Whole body diffusion-weighted MRI in lymphoma patients may yield staging results largely equal to those of the standard 18F-FDG PET/CT, while delivering no radiation and a more economical alternative, according to a study published in the March issue of the American Journal of Roentgenology. However, further studies are required to confirm the role of MRI.
“FDG PET/CT is currently regarded as the reference standard in the staging of high-grade lymphoma,” though bone marrow biopsy is still considered mandatory, explained Henriëtte M. E. Quarles van Ufford, MD, from the department of radiology at University Medical Center Utrecht, in Utrecht, the Netherlands, and co-authors.
However, van Ufford and colleagues pointed out that 18F-FDG PET/CT is both a radiation-inducing and high-cost procedure, relative to whole-body MRI. The authors therefore sought to compare the two modalities in the staging of lymphoma, looking at interobserver agreement of T1-weighted, short T1 inversion recovery (STIR) and diffusion-weighted (DWI) MRI. Twenty-one patients newly diagnosed with lymphoma underwent all three procedures plus 18F-FDG PET/CT.

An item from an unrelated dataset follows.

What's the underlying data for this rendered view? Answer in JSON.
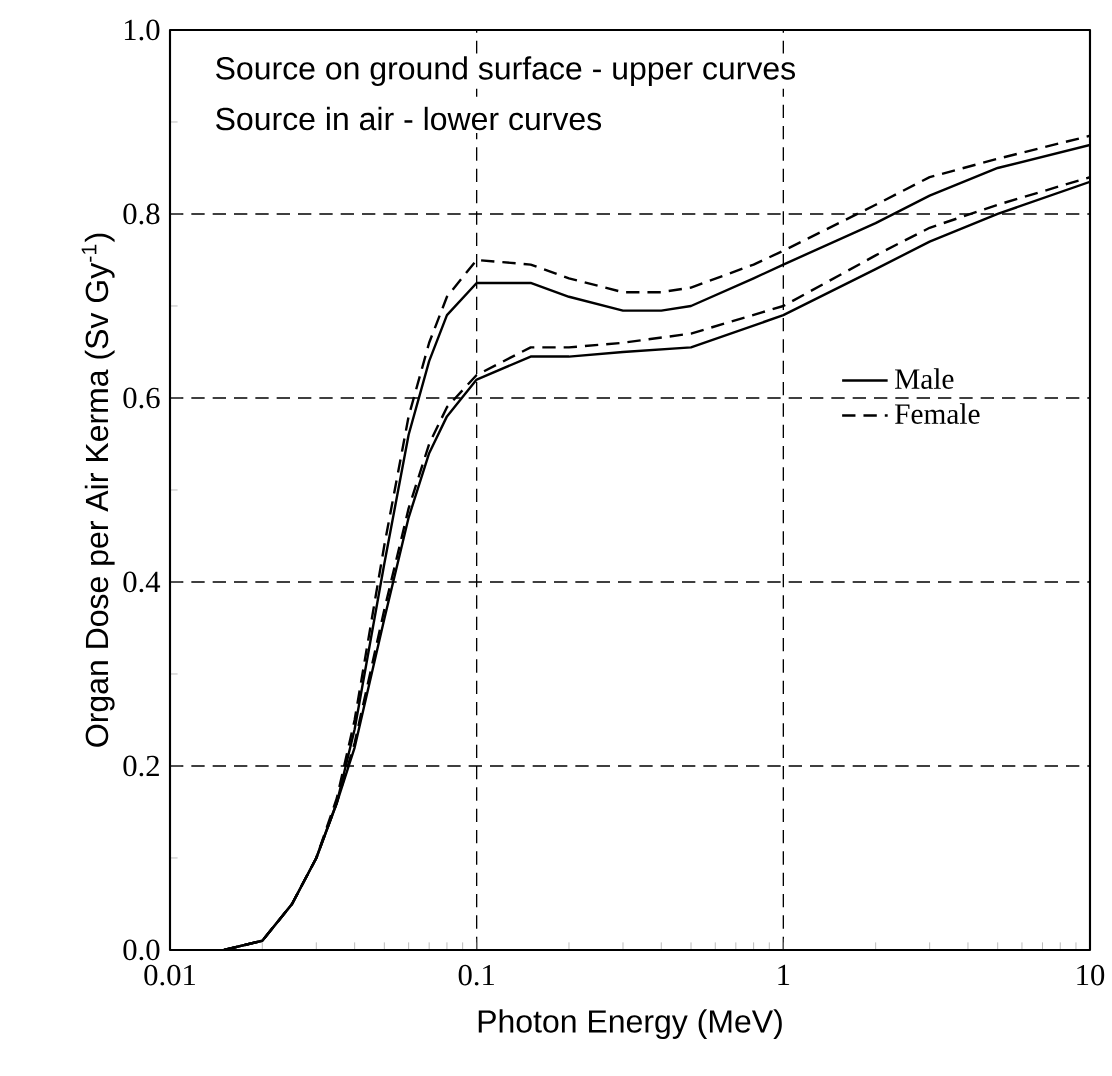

Whole-body MRI-DWI staging equaled that of FDG PET/CT in approximately 75 percent of patients, delivering an interobserver agreement (kappa value) of 0.597 and 0.507 for all nodal and extranodal regions together, respectively. Kappa values for interobserver agreement for two observers between all MRI-DWI staging was 0.676 and 0.452 for all nodal regions and all extranodal regions, respectively.
MRI-DWI overstaged findings relative to FDG PET/CT in five of 22 cases, though it never understaged relative to FDG PET/CT. “Importantly, whole-body MRI-DWI overstaging relative to FDG PET/CT was clinically relevant in two of 22 patients.” That is, the disparity would have led to different therapies, according to van Ufford and colleagues.
The authors attributed MRI’s overstaging to several factors, including variations in measurement between the techniques resulting from axial and coronal views. In addition, van Ufford and colleagues said that bone marrow metastasis may have been present in some patients, for which MRI is believed to carry greater sensitivity.
“Hence, both modalities appear to have limited sensitivity in the detection of lymphomatous bone marrow involvement,” van Ufford and co-authors wrote, therefore declaring that “bone marrow biopsy remains a crucial part of the staging workup of patients with lymphoma.”
“Our early results indicate that overall interobserver agreement at whole-body MRI-DWI is moderate to good. Overall agreement on whole-body MRI-DWI and FDG PET/CT findings is moderate,” the authors argued.
Citing their small sample size and inclusion of only newly diagnosed lymphoma patients, the authors concluded that “[u]ntil larger-scale studies show that use of whole-body MRI-DWI results in correct staging in this minority of cases, FDG PET/CT remains the reference standard for the staging of lymphoma.”